Construire une société numérique inclusive

  • Mettre en place un dialogue renforcé entre les usagers des services publics, notamment ceux en situation de pauvreté et/ou d’exclusion numérique, et les administrations afin d’identifier les mesures excluantes et simplifier le langage administratif.

  • Redéployer une partie des économies de la dématérialisation dans un fonds dédié au financement de l’accompagnement des usagers au numérique dans des espaces variés permettant l’accueil de l’ensemble des publics.

  • Cadrer juridiquement l’aide numérique pour faciliter le développement de la formation des aidants et des médiateurs de l’accueil et l’accompagnement des personnes en situation de grande exclusion ou de handicap.

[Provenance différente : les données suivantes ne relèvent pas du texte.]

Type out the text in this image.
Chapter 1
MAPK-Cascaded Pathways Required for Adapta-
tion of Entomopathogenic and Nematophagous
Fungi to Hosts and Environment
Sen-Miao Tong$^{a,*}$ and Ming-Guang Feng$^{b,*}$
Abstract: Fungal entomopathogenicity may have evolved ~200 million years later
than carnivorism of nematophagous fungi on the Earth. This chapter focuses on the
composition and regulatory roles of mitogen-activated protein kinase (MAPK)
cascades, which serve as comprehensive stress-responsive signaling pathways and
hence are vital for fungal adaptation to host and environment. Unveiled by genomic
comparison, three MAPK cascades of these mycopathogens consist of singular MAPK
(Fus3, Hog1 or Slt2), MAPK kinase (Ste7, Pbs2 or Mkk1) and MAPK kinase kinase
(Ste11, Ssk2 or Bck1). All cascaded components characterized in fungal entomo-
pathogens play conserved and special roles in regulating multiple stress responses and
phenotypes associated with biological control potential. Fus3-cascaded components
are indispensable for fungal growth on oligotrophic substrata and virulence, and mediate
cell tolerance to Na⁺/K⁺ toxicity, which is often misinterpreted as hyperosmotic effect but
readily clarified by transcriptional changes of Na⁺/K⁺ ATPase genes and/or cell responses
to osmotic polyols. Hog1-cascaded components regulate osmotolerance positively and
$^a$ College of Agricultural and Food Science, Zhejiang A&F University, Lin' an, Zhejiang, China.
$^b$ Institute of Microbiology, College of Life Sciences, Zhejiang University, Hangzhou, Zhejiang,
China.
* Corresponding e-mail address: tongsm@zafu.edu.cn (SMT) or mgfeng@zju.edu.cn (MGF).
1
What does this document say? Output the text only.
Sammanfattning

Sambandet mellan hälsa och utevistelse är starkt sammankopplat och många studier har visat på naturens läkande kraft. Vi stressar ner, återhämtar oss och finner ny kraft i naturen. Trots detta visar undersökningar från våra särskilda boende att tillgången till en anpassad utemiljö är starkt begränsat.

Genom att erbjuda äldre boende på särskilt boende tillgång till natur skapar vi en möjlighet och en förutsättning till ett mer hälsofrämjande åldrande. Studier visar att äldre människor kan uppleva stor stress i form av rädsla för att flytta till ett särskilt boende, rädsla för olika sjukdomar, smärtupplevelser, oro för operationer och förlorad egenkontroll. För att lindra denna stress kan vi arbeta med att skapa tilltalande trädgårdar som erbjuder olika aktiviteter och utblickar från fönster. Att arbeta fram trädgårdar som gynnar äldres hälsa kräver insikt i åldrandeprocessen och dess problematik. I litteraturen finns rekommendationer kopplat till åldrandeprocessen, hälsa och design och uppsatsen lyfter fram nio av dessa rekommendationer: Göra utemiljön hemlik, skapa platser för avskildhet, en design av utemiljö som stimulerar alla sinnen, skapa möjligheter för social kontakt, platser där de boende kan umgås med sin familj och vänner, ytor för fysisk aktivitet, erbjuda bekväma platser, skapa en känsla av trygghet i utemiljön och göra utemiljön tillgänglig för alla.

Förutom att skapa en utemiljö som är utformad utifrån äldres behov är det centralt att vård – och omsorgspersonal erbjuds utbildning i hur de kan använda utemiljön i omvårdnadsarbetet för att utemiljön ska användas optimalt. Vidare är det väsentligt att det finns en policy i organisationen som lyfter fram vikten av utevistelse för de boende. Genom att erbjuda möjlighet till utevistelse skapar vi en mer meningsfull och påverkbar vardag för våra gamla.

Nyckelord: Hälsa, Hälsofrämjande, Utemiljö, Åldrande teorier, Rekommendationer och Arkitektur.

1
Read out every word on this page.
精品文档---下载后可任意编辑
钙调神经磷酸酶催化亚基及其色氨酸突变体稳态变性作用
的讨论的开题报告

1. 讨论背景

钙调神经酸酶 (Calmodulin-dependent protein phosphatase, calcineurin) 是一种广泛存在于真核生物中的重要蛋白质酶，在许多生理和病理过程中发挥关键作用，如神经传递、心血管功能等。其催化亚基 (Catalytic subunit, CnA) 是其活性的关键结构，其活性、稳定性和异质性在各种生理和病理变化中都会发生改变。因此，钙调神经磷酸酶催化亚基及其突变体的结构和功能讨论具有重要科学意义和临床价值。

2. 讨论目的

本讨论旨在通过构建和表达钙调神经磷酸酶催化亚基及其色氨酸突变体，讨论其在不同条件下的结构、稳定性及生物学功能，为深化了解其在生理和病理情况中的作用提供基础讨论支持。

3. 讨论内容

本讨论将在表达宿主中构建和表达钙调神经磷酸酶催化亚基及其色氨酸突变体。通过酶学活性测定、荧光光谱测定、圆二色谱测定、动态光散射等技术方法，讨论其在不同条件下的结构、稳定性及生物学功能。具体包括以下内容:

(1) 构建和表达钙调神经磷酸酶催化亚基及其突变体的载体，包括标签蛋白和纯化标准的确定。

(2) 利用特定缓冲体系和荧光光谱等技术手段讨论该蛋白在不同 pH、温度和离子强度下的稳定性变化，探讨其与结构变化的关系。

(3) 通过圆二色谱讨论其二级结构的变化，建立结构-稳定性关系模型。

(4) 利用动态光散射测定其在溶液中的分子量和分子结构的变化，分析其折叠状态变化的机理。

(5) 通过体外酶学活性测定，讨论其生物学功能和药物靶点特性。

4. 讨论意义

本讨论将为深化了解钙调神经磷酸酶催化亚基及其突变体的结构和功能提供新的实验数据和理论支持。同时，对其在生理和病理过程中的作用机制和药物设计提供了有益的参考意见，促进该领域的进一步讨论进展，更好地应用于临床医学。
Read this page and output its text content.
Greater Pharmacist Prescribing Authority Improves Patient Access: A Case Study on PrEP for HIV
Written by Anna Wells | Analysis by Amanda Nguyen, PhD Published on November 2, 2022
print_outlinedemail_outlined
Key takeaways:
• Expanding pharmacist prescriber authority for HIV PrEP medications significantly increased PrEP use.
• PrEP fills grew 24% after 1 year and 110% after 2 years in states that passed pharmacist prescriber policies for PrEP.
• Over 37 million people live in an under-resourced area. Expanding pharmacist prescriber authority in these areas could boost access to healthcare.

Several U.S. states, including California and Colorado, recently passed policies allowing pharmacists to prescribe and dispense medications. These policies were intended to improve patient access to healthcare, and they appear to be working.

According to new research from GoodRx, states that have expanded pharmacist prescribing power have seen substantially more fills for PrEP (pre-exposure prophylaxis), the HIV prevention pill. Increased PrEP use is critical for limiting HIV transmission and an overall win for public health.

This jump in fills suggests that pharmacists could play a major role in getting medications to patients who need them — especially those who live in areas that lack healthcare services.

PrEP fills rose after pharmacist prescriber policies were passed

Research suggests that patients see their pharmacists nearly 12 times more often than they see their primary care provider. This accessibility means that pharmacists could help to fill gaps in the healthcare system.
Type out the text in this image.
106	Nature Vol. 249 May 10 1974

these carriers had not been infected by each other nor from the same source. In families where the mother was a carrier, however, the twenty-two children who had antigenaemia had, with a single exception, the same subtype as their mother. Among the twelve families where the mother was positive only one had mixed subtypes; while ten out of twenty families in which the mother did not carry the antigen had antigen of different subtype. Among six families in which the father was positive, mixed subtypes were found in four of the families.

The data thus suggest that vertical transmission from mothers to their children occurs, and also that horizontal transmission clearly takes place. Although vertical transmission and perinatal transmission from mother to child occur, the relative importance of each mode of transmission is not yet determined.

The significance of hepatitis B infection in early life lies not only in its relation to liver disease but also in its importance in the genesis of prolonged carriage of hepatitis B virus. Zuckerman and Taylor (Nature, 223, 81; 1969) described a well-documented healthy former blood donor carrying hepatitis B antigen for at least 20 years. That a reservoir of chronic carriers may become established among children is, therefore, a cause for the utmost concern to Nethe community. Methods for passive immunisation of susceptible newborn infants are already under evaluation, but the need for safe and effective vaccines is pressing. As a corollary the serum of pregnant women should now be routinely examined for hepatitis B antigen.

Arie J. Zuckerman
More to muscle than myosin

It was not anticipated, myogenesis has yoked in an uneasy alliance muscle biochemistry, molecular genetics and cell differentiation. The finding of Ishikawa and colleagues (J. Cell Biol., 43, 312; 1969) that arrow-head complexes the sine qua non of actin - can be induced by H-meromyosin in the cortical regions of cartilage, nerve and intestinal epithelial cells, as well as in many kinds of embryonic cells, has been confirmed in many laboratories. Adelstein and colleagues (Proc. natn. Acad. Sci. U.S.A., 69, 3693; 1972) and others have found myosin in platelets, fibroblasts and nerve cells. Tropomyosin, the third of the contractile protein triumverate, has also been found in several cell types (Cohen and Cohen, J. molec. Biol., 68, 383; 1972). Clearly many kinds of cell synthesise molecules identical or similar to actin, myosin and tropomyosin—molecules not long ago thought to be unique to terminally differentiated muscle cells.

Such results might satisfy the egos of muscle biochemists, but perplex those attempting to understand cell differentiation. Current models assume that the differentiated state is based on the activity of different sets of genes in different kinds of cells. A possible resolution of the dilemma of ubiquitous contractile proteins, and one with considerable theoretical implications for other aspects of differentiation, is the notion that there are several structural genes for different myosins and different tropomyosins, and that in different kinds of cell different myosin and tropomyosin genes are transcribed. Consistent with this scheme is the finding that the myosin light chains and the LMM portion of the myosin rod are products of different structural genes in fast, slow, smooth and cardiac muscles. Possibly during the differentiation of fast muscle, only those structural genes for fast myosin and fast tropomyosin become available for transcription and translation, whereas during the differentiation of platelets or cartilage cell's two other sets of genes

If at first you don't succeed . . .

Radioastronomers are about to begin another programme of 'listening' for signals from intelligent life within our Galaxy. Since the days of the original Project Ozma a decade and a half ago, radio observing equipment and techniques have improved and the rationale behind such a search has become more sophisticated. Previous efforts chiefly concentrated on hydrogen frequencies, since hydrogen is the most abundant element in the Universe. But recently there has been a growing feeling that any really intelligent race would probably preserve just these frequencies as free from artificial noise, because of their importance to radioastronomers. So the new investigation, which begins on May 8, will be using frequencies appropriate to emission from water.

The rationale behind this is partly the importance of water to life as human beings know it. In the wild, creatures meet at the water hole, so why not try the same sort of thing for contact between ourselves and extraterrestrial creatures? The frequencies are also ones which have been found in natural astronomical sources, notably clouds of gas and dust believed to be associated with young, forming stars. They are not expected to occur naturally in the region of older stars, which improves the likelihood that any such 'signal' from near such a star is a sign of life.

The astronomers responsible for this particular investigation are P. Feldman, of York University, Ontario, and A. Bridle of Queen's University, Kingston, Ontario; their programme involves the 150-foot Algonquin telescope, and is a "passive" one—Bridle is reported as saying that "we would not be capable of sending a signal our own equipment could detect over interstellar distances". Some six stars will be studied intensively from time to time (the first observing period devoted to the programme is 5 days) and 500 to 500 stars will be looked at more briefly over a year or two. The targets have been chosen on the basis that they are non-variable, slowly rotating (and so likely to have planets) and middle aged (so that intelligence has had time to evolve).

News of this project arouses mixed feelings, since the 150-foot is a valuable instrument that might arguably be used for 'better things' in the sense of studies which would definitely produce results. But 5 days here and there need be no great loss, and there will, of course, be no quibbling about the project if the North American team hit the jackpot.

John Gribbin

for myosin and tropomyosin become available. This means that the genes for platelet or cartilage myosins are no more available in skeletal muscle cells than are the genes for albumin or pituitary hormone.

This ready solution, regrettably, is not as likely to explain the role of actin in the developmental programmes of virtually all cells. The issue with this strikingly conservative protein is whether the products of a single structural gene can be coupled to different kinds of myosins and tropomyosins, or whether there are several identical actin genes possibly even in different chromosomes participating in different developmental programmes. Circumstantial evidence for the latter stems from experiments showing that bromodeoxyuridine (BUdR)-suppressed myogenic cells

Soutenir la mobilité inclusive et solidaire

  • Affecter une partie du « versement mobilité » au financement des solutions de mobilité inclusive.

  • Reconnaître les services de transport d’utilité sociale en publiant des conditions d’application des dispositions de la loi du 29 décembre 2016 relative à la régulation, à la responsabilisation et à la simplification dans le secteur du transport public particulier de personnes.

Le pouvoir d’agir

Promouvoir l’engagement bénévole

  • Ouvrir dès le cycle élémentaire l’école aux bénévoles et aux acteurs de la solidarité et proposer tout au long de la scolarité des sensibilisations et des initiatives solidaires (option au Brevet et au Bac).

  • Valider les acquis de l’expérience et mettre en œuvre des mesures concrètes (autorisation d’absence en cas d’urgence pour les bénévoles étudiants dans l’enseignement supérieur, généralisation du Compte Engagement Citoyen, mise en place d’un Passeport Engagement).

  • Valoriser l’expérience de Service Civique Volontaire en ouvrant des droits nouveaux : aide personnalisée au logement, aide au permis de conduire, bilan de santé physique et psychosocial pris en charge par l’Assurance Maladie. 

Renforcer la résilience des populations et l’adaptation aux changements climatiques

  • Promouvoir une politique nationale de protection civile au service d’une population plus résiliente.

  • Intégrer de manière obligatoire l’éducation au secours et à la prévention des risques tout au long du cursus scolaire (6-18 ans).

Le pouvoir de donner

  • Transformer la réduction d’impôt pour les dons en crédit d’impôt.

  • Introduire une défiscalisation à 100% des 50 premiers euros de dons aux organismes d’aide aux personnes en difficultés.